Robert Clergerie



The Robert Clergerie label builds on the legacy of the savoir-faire developed in Romans some 120 years ago.

Its name is familiar to all shoe-lovers and has not dated. Indeed, 35 years after its creation the Robert Clergerie label perpetuates the tradition of high quality and a masculine-feminine style that was so dear to its founder. This signature style, with its international aura, continues to combine technical prowess, creativity and export success.

In 1970, Robert Clergerie discovered shoemaking at Charles Jourdan in Romans. Eight years later he bought the Société Romanaise de la Chaussure, better known for the names of its labels, J.Fenestrier and Unic. In 1981, the company created its eponymous label and opened a boutique in Paris, rue du Cherche Midi.

Women had taken to wearing trouser suits and immediately fell in love with the company’s androgynous looking derbies and brogues. The Goodyear welt, imported in 1905 by Joseph Fenestrier, and the Ridgway sole with its military inspiration added the finishing touches to the elegant and comfortable masculine-feminine style.

Sobriety and architecture are omnipresent. Wedge blocks and graphic platforms paid tribute to the Japanese aesthetic as well as the structured volumes of the 1940s. The articulated wooden sole ensures a supple and natural gait.

The label takes inspiration from its archives, which are preserved within the company headquarters. Top quality skins also play a decisive role. “Robert Clergerie started out using an almost transparent calf leather, which is impossible to find today,” explained Patrick Colin, the Production Director. “Leather moves with the trends. There were the nubuck years – today there is less demand for grainy calf whereas stretch calf is back in favour...Natural vegetable tanned leather is always present for summer sandals, and simple totes...”

The factory in Romans produces some 50,000 pairs of shoes each season, the work of around 100 employees. Most of them have been working there for at least twenty years. “Shoe-making is based on the savoir-faire of craftsmen,” explains Patrick Colin. “And the production stages have changed little. Digital cutting-out, which allows us to present more collections, is the main innovation. The items are carefully hand finished: Thicknesses are brush painted, heels are sheathed in leather, pompoms are cut out and rolled individually, decorations are perforated...”

In 2007, the entrepreneur decided to create his own school. “It is very difficult to find qualified staff, says Emilio Martin, the Director General. Each year, the factory welcomes a group of young people aged 18 – 20, from various fashion schools. They follow a month of intensive training and produce a shoe from A – Z.

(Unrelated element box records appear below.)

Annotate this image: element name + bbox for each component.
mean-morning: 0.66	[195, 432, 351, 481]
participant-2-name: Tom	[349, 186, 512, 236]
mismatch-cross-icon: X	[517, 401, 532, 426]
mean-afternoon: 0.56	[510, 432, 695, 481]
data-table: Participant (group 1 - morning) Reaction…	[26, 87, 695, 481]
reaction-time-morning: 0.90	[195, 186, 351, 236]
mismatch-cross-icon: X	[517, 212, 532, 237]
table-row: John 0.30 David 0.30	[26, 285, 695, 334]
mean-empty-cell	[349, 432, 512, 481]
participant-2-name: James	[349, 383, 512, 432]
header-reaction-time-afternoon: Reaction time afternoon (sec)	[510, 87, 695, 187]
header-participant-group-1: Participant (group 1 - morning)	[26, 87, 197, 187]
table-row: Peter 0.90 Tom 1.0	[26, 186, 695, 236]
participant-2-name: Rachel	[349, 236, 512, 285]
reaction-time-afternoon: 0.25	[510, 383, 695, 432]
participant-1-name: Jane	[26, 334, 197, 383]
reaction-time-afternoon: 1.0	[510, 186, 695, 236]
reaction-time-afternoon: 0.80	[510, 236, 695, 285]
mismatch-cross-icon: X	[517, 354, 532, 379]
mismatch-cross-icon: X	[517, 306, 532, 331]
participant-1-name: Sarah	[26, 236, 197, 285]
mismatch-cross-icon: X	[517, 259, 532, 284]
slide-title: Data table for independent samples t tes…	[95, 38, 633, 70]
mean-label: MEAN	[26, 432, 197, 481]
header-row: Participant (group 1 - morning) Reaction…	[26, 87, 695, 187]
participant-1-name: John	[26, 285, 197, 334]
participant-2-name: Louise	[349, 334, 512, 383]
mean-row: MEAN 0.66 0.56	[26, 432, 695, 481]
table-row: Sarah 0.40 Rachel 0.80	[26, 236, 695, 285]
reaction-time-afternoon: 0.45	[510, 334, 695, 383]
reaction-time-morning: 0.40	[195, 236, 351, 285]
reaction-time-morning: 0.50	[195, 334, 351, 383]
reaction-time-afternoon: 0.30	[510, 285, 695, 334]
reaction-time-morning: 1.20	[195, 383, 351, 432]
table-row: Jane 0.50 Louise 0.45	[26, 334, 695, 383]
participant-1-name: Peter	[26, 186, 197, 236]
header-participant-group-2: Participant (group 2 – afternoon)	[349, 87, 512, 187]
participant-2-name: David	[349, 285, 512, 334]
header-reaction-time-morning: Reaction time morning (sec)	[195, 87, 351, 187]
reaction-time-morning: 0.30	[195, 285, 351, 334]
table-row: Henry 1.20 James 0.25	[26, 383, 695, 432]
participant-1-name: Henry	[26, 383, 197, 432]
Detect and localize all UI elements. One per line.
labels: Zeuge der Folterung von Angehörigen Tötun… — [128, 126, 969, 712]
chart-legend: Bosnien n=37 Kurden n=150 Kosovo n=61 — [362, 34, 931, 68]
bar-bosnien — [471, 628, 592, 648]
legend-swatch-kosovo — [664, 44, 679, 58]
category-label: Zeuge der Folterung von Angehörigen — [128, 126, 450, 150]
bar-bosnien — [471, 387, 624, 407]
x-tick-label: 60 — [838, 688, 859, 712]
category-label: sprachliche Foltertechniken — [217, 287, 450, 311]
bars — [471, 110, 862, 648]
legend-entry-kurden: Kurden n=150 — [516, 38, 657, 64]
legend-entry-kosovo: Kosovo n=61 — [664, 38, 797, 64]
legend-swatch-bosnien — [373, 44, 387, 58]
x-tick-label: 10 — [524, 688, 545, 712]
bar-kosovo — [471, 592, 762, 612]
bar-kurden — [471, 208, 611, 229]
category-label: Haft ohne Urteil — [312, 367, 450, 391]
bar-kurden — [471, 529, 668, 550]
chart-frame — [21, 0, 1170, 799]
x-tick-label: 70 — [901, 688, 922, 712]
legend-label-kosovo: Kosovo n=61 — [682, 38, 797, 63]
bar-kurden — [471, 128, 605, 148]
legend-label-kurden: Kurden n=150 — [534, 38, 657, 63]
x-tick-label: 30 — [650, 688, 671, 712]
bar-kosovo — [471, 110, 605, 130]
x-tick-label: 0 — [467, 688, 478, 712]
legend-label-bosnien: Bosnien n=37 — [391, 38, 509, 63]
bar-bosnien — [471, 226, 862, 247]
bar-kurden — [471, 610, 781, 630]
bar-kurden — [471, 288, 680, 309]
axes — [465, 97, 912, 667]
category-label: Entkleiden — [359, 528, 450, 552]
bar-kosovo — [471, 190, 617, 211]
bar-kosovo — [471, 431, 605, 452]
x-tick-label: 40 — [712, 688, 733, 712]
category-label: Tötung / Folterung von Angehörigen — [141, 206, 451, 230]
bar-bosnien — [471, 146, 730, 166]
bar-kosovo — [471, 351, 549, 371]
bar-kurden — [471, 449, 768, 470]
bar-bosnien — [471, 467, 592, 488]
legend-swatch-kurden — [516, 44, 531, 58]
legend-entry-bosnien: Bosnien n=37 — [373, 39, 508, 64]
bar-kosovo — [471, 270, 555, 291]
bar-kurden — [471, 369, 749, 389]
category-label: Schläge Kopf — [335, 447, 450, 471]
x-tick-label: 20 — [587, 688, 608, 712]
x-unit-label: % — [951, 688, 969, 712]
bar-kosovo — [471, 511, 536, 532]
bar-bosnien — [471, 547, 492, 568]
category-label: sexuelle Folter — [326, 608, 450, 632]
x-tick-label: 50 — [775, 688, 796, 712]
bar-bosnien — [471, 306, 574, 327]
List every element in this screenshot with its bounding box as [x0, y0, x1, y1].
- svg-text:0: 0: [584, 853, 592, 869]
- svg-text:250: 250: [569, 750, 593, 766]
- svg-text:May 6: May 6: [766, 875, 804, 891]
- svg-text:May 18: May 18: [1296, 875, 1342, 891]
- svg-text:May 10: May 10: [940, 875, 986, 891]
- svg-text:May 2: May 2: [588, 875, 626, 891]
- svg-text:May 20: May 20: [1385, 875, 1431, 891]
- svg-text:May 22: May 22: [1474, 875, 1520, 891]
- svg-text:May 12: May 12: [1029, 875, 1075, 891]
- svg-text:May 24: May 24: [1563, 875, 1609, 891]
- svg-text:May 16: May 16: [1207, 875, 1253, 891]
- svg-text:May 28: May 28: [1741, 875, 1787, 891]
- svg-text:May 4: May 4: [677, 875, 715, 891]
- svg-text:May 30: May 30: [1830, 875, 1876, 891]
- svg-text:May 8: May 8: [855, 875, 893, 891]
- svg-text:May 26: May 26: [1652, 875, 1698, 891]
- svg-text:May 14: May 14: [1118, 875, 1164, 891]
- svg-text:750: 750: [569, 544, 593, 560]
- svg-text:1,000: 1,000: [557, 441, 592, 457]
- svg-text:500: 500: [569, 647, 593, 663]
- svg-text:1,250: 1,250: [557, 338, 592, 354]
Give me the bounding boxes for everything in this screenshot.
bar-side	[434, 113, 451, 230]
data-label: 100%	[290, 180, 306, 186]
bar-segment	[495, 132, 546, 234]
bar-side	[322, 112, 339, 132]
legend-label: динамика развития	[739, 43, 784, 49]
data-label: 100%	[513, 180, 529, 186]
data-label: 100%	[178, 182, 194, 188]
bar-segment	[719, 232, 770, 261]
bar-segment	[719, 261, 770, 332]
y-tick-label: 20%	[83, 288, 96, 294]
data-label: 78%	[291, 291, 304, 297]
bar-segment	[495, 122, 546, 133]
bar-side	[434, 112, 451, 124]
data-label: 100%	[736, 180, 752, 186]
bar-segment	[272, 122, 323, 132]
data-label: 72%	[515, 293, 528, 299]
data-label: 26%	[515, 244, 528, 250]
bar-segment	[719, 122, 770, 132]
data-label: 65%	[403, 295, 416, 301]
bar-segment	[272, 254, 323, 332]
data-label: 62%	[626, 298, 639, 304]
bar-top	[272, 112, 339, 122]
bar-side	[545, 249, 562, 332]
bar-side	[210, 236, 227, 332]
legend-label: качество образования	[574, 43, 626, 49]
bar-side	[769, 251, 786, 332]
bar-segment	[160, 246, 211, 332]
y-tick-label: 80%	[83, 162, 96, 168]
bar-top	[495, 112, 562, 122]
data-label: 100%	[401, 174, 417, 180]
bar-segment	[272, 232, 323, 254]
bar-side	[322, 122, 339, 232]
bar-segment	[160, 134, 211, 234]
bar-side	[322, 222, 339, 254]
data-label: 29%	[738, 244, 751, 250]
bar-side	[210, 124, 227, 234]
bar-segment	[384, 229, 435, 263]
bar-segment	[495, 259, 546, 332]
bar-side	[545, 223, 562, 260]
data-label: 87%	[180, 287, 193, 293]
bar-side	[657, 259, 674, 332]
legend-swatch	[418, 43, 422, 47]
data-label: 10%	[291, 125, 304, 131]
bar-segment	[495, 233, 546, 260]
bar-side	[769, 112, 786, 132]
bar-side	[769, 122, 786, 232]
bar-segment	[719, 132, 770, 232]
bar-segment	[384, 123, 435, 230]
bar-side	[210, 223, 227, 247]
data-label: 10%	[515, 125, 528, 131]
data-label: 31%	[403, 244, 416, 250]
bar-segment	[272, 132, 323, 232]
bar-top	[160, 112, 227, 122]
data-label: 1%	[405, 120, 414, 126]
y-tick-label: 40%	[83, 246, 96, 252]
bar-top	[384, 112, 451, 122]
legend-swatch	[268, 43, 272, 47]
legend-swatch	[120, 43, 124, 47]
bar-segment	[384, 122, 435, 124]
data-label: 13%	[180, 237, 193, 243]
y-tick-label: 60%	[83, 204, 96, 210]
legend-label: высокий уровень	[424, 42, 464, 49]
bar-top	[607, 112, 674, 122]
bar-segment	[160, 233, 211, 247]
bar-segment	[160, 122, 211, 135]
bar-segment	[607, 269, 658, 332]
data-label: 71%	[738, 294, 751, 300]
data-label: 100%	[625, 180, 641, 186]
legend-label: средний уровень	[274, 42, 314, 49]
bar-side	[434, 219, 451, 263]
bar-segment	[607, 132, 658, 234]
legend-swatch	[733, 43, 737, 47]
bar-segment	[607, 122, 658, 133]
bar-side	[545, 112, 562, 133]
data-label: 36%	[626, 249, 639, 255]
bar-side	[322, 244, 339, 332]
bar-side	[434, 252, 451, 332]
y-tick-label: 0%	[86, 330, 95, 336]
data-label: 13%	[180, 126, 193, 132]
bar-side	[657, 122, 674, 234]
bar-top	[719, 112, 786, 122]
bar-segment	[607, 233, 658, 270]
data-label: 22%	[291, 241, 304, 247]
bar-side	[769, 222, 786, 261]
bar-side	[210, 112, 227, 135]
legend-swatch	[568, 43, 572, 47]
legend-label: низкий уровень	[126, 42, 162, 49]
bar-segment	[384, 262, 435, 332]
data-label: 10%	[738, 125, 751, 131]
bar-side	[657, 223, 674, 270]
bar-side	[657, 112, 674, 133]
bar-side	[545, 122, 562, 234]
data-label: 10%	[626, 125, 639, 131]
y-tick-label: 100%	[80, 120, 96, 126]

Since 2011, Robert Clergerie has been part of the Fung group, alongside Cerruti, Sonia, Rykiel and Delvaux. Roland Mouret, the style director, revisits the company’s heritage while helping to internationalise the label. The Communal collection cultivates a mixed identity. J.Fenestrier has been renamed Clergerie Homme. “The company defends a savoir-faire that sets it apart as well as the Made In France label which is greatly in demand overseas,” the director explains. “Export represents 65-70% of our sales and the aim is to reach 80%, by balancing Asia, the United States and Europe.” The label is present in 22 eponymous stores and more than 400 outlets around the world.